Week 50 – Pomegranate Salad with Warm Goat Cheese

One of the objectives of a long-term goal is to try things you’ve never tried before… to stretch your limits and master something new.  As I near the end of my ‘Year of Salad’ I am proud that I have met my own personal challenge.  Rather than continually serving the same basic green salad with store-bought balsamic vinaigrette, I’ve pushed myself to try new ingredients, new methods and new combinations.  I tackled the celery root, discovered the tangelo and now am taking time to experiment with the pomegranate.  I have always been intrigued by pomegranates.  Growing up, my only memory of the exotic fruit was of a girlfriend plucking these luscious, juicy, red seeds out of a tough shell.  As an adult, I have enjoyed pomegranates when served to me at a restaurant.  But, honestly, until last week, I wasn’t even sure how to get into the fruit.  (For those of you who are likewise intimidated, I discovered this site that describes the process for plucking out pomegranate seeds from its shell.)  Once plucked, the seeds are tiny bursts of sweet and slightly sour juice that are quite delightful.  And when placed against the green backdrop of peppery arugula, the seeds remind me of little glass jewels… or Christmas tree lights.  Bon Appetit

Pomegranate Salad with Warm Goat Cheese
A pretty, decadent salad worthy of any holiday table.

Serves 6
Dressing – Apple Cider Gastrique
¼ cup sugar
1 tablespoon water
½ cup apple cider vinegar
Baked Goat Cheese
11 ounces soft goat cheese, cut into (12) 1/2″ thick rounds
¼ cup extra virgin olive oil
¼ cup bread crumbs
¼ teaspoon salt
Salad
5 ounces arugula, washed and spun dry
½ cup pomegranate seeds
½ cup walnut halves, roasted and coarsely chopped
3 tablespoons red onion, minced

Make the gastrique : (A gastrique is a slightly syrupy reduction) Put sugar and water into a small saucepan.

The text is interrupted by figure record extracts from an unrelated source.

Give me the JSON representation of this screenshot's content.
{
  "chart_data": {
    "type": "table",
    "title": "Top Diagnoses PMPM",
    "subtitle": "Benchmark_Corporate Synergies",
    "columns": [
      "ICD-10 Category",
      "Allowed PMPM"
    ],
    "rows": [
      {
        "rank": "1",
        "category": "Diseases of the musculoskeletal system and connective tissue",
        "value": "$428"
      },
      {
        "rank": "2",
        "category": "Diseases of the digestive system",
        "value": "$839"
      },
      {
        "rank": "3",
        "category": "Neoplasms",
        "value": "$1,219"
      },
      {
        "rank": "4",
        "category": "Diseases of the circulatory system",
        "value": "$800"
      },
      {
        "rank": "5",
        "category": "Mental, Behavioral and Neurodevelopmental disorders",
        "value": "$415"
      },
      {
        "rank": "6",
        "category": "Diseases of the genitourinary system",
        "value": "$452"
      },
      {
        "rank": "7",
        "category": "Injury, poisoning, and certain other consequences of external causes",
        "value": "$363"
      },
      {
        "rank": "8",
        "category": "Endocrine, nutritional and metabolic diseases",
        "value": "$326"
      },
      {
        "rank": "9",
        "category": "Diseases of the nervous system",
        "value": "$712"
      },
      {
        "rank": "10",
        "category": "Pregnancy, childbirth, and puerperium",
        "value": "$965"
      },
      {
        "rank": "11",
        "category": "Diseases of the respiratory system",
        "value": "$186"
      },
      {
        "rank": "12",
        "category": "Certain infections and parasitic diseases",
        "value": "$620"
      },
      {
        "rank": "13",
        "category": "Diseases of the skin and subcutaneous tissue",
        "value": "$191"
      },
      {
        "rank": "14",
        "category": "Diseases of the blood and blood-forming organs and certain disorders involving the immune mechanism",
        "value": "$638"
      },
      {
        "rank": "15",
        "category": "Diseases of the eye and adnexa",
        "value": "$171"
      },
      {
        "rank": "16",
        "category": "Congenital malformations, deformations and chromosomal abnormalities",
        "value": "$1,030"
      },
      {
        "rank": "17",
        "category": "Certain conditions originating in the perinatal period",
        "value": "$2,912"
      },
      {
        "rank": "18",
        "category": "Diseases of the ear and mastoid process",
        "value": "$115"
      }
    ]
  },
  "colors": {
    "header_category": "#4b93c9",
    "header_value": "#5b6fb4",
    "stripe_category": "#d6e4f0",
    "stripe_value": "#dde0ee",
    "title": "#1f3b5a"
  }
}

Dissolve sugar over medium heat until boiling; boil without stirring until amber, about 5 minutes. Add vinegar (mixture will bubble vigorously). Stir until caramel bits dissolve. Cool.

Toast the goat cheese: Preheat the oven to 375°. Mix together bread crumbs with a pinch of salt. Brush the goat cheese rounds liberally with olive oil. Dredge the goat cheese in the breadcrumb mixture and place on a lightly greased cooking sheet. Bake for about 5 minutes, until warmed though and soft.

Prepare the salad: Place arugula, pomegranate seeds, walnuts, and red onion in a large bowl. Pour cooled gastrique over salad until lightly moistened (you will have extra gastrique). Mix salad together and plate salad on individual salad plates. Place two goat cheese rounds on each salad and serve immediately.